Music labels reeling at HMV woes

Shoppers in HMV in central London, 15 January 2013
Image caption Will HMV's big sale be its last hurrah?

The downfall of retail chain HMV has left many music lovers reeling - and none more so than the enthusiasts who run the UK's independent record labels.

With HMV's 239 stores in administration and a 25%-off sale in full swing, many small companies whose CDs are in the retailer's racks are anxiously waiting to see whether they will lose money as a result of the collapse.

Among those firms is World Music Network, which produces the popular Rough Guide series of world music compilations.

HMV is its most important customer and accounts for 50% of its sales, says Neil Record, who runs the label's sales and distribution department.

"Our sales through HMV have been very positive over the past year or so," he told BBC News, admitting that the chain's demise "came as a bit of a shock".

"We're a little bit in the dark as to whether we're going to get our stock back," he said, adding that a few thousand CDs were at stake.

Generous terms

World Music Network, like most independent labels, does not handle its own distribution. Its CDs are actually delivered to music outlets by Proper Music Distribution, which offers music from up to 600 different small labels from around the world.

Both Proper and Pias, which between them are responsible for getting most non-major label releases into the shops, are understandably reluctant to comment on the potential impact of HMV's plight on their businesses.

Image caption HMV's outlook is stormy

But music industry sources have confirmed to the BBC that in an effort to save the retailer from going under, suppliers both big and small have been providing it with stock on far more generous terms than were being extended to its independent counterparts.

Whereas most record shops have to pay suppliers within 30 days of being invoiced, HMV has been granted a 60-day period. The goods have also been supplied on a sale-or-return basis, meaning that HMV does not pay for items unless its customers shell out for them.

"That cut them a lot of slack," said one source. "In many ways, it was a lifeline for them."

Suppliers have also put up with HMV's lack of central distribution, which means that distributors have to cart the CDs directly to individual shops.
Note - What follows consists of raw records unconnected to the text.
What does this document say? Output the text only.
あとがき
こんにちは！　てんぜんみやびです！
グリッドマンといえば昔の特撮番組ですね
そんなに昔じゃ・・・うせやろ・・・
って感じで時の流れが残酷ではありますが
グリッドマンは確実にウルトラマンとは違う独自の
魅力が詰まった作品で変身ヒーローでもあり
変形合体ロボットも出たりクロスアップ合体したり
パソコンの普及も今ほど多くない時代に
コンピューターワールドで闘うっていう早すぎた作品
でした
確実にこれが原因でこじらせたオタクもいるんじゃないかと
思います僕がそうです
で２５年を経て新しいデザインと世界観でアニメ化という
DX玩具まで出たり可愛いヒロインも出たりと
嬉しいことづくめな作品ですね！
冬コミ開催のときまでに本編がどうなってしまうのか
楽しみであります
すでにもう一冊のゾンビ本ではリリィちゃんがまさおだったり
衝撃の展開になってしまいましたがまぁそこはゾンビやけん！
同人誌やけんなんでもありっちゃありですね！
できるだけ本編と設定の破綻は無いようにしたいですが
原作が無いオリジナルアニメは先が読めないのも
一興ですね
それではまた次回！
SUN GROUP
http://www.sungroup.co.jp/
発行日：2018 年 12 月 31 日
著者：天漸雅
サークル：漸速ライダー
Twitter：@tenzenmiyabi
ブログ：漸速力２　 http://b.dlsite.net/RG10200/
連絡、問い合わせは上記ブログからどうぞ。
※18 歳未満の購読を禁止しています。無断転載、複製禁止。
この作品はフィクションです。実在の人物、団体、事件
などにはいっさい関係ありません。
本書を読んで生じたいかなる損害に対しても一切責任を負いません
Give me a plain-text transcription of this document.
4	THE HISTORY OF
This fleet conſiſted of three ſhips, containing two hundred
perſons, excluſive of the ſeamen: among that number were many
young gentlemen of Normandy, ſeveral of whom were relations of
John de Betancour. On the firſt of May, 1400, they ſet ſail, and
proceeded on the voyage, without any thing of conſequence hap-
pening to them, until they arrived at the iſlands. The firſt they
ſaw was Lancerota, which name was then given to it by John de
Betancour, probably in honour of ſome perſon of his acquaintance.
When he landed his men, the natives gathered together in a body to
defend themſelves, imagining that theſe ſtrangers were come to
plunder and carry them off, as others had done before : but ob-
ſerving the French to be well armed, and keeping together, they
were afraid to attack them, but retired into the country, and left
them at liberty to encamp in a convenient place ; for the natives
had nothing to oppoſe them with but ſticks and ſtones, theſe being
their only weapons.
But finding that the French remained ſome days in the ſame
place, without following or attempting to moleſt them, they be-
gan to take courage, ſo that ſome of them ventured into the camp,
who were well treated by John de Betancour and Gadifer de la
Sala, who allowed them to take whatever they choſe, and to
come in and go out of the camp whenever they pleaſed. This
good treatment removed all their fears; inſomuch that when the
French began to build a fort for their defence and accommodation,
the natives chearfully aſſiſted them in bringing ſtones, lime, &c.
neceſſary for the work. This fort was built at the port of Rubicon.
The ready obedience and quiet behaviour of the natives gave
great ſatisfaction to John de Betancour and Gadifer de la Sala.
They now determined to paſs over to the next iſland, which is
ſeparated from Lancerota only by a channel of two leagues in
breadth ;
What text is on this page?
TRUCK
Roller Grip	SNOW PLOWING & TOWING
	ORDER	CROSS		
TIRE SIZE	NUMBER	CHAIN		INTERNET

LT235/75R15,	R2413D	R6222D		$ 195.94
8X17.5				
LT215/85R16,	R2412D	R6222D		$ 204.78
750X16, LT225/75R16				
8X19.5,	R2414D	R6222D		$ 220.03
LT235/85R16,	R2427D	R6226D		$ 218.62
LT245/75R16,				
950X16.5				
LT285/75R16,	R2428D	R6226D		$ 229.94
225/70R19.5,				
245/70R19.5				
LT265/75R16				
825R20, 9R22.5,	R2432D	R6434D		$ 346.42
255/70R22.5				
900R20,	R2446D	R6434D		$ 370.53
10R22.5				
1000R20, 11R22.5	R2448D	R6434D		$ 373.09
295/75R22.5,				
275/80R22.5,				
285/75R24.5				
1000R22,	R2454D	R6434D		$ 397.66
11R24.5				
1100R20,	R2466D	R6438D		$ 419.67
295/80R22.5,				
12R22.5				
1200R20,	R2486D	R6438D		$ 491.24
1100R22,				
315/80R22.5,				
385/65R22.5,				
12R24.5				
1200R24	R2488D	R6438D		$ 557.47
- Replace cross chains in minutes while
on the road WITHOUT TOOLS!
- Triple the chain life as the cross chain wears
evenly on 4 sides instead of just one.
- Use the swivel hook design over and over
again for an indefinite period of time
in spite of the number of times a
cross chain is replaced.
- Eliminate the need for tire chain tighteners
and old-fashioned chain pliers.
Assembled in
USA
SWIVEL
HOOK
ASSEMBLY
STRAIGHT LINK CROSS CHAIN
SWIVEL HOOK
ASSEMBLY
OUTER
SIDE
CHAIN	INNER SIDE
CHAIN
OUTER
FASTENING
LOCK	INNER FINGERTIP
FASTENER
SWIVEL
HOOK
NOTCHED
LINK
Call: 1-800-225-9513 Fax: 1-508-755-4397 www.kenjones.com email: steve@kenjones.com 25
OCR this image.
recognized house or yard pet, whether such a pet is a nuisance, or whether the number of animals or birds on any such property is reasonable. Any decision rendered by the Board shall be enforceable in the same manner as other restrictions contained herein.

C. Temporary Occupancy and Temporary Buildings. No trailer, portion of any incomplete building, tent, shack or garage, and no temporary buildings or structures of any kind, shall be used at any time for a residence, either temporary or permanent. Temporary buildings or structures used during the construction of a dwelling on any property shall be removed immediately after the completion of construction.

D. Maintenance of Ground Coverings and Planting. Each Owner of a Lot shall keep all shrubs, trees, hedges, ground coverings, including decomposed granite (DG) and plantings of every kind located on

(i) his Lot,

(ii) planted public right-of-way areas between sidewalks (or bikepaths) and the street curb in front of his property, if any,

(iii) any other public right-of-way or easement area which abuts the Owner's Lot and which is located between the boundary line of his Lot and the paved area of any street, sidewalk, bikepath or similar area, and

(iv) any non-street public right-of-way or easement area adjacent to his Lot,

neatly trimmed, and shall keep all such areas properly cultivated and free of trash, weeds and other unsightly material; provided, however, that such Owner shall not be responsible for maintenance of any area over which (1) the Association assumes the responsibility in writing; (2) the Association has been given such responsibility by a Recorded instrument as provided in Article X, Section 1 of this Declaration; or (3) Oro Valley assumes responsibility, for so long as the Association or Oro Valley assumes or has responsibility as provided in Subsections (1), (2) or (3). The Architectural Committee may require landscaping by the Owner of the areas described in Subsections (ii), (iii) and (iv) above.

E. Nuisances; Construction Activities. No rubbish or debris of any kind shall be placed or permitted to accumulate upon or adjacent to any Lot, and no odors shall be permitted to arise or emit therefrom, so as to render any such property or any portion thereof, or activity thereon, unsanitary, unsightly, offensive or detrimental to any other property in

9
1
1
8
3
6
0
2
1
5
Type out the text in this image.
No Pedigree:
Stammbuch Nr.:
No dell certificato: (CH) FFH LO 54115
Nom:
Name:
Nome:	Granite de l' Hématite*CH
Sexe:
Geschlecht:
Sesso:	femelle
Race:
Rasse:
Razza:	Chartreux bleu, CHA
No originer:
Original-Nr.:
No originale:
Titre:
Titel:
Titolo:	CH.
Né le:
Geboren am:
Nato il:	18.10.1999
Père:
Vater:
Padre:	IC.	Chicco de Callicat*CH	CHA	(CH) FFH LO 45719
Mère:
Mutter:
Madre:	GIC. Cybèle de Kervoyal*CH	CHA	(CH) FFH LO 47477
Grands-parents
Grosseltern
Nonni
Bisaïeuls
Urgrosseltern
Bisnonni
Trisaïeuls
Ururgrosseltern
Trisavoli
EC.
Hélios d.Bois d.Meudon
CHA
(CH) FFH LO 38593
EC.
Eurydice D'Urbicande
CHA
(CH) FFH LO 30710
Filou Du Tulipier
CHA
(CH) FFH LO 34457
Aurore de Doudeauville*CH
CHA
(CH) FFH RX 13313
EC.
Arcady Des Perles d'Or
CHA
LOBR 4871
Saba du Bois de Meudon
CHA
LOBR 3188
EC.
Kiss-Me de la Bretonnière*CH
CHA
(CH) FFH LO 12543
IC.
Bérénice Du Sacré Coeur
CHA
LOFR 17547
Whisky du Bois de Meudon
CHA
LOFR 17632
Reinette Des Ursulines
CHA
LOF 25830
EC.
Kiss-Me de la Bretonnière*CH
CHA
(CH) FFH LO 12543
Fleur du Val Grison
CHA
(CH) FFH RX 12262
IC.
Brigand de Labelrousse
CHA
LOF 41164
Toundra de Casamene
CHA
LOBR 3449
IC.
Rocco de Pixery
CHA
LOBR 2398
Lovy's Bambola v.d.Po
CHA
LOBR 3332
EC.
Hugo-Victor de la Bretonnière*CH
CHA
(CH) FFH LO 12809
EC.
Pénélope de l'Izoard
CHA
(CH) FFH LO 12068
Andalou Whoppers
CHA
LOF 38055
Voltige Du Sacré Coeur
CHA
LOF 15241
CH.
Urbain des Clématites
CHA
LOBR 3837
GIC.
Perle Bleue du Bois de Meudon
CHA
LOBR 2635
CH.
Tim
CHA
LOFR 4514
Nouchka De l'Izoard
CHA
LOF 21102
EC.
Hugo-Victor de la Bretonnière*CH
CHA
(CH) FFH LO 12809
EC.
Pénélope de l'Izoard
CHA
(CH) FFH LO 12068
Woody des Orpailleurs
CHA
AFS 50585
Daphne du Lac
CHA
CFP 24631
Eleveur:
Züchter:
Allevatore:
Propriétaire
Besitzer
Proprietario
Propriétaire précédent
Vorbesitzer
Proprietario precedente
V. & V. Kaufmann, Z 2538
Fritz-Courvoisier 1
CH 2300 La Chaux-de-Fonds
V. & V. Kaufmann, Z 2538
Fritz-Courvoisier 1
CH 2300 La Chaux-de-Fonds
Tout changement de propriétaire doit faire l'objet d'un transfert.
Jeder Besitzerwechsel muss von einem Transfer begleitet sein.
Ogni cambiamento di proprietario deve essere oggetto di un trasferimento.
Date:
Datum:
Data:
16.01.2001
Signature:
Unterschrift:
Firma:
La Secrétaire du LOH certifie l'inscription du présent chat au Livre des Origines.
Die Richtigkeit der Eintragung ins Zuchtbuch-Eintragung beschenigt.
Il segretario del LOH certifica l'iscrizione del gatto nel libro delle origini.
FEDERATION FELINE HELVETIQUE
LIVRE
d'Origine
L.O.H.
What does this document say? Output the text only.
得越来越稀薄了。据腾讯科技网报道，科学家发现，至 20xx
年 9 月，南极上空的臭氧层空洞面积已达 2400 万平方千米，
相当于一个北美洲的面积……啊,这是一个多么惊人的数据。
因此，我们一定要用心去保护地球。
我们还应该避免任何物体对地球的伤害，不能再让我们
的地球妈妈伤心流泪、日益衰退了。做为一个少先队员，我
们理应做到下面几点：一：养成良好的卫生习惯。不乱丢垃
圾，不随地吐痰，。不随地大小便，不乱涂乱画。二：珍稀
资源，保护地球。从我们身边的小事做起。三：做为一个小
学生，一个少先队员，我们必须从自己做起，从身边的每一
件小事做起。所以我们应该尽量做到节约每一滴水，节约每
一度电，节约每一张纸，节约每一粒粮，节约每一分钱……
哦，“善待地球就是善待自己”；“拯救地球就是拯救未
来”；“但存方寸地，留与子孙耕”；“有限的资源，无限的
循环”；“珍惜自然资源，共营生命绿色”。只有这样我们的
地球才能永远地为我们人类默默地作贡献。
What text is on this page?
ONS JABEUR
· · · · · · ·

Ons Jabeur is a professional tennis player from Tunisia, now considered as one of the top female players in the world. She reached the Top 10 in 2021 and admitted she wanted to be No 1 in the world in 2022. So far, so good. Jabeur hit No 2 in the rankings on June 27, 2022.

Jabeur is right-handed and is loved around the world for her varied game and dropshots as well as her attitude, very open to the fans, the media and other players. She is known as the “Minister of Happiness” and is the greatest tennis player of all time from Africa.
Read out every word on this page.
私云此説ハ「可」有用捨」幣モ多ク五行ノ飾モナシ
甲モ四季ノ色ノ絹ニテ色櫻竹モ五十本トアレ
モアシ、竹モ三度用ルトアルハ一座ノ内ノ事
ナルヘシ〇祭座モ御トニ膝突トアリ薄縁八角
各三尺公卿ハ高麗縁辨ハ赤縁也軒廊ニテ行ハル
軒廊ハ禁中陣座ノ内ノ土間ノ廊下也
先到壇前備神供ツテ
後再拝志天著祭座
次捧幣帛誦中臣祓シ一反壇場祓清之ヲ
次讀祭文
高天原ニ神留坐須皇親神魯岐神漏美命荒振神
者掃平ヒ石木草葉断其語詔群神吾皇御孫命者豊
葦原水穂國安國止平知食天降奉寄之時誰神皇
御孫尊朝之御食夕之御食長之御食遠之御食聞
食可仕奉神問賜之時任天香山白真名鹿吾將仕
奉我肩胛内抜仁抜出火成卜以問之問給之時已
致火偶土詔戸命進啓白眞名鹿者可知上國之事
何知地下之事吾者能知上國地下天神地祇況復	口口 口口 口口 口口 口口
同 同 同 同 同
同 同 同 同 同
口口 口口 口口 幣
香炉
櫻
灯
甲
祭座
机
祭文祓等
December is the busiest month of the year for CD and DVD sales. HMV could normally expect to receive invoices for those sales this month.

With the 60-day grace period kicking in from the end of the month in which the invoice is received, HMV would not have had to pay the bill until springtime.

But now that HMV is in administration, things become more complicated. If HMV closes down completely, World Music Network and its fellow small labels, queuing up for repayment with the rest of the chain's creditors, might never get paid at all.

Rent crisis

But while independent record companies face losses from HMV's woes, at least one major label is potentially on the hook for a great deal more.

HMV used to be part of the EMI record company until 1998, when it was spun off as a separate concern. At the time, EMI agreed to guarantee rental agreements on some of HMV's stores.

When Universal acquired EMI last year, it took on those liabilities. So if those stores are shut down and not relet, Universal could face a rent bill running into tens of millions of pounds.

But back at World Music Network, Neil Record is concerned about how to reach his customers if HMV disappears from the nation's High Streets.

"We knew CDs were under attack from digital sales," he says. "It was inevitable, but we didn't expect it this soon."

Given how big a share of his company's product has been passing through HMV's doors, it's clear that he will have his work cut out to find new markets if HMV fails to survive.